The equation changes, for instance, if one estimates the impact over the short or the long term, factors in the cost of biodiversity loss or not or attributes damage from extreme weather events to man-made global warming or to a natural phenomenon.
“Depending on the assumptions used… total economic impacts are typically estimated to be in the range of a few percent of global product for a few degrees (Celsius) of warming,” it says.
But there are also many unknowns, it adds.
Climate change can have a knock-on effect in many areas and there are also poorly-understood triggers that scientists fear could dramatically accelerate the warming.
To give an indication, estimates range from a benefit of three dollars per tonne of CO2 emitted into the atmosphere — mainly because warming would open up frozen lands in the northern hemisphere to agriculture — to a cost of more than 400 dollars per tonne.
In 2005, around 7.9 billion tonnes of CO2, the principal greenhouse gas, were released into the atmosphere, according to the Global Carbon Project, a research organisation.
In the first volume of its report, issued in February, the IPCC predicted a temperature rise in the likely range of 1.8-4.0 C (3.2-7.2 F) by the end of the century.
The upcoming report makes these points:
- As the temperature rises, so will the “social costs,” or the overall economic bill caused by every tonne of CO2. “It is virtually certain the real social cost of carbon and other greenhouse gases will rise over time; it is very likely that the rate of increase will be two to four percent per year,” says the report.Depending on the scenario of CO2 concentrations, “by 2080, it is likely that 1.1 to 3.2 billion people will be experiencing water scarcity; 200 to 600 million hunger; two to seven million more per year, coastal flooding.”

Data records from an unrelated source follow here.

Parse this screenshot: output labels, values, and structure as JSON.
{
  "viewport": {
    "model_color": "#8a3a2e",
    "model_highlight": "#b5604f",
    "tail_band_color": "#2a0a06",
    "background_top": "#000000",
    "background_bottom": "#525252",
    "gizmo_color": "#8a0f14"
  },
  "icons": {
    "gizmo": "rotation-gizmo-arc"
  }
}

- A modest rise could open up huge areas of land for agriculture in North America, Northern Europe and Russia. But sub-Saharan Africa would lose farmland because of less rainfall while yields for wheat in South Asia and for rain-fed rice production in China would also be badly hit.A very high increase (5.5 C, or 9.9 F) would widely damage crop and livestock production. Global cereal prices would rise by 30 percent, according to one study.
- The biggest potential costs will come from extreme weather events, such as storms, droughts and floods, which are “very likely” — a 90 percent certitude — to become more powerful and possibly more frequent too. Their impact will be amplified by a rise in the world’s population, which is projected to reach between 8.7 and 9.3 billion by 2030, of which two billion could be slum dwellers whose homes are typically at risk from inundation and landslide.”Costs of major (weather) events can range from several percent of annual regional GDP” for large economies to “more than 25 percent in smaller areas that are affected by the events,” says the report.It notes that Hurricane Katrina, which devastated New Orleans in 2005, inflicted total economic costs of more than 100 billion dollars. A British assessment in 2005 suggested that annual weather-related damages to land use and property in Britain could increase by three to nine times by the 2080s.
- A big rise in sea levels would be very costly, as it would swamp low-lying coastal regions and deltas and threaten small island states, but is considered a low probability. A rise of one metre (3.25 feet) would cost 944 billion dollars, almost half of it in Asia, according to the study. In February, the IPCC said the global sea level would rise by between 18 and 59 centimetres (7.2 and 23.2 inches), but could be boosted if icesheets melt faster.
- Reducing carbon emissions would help to brake the warming, and preparing for the effects will reduce the costs. For instance, if sea levels rose by 65 cms (26 inches), an exceptional tide would cause damage of 5.2 billion dollars in China’s booming Pearl River delta; flood defences and other preparations, though, would cost only 400 million — a saving of 4.8 billion dollars.
Up to the middle of the century, a mix of mitigation and adaptation will be effective, “but even a combination of aggressive mitigation and significant investment in adaptive capacity could be overwhelmed by the end of the century.”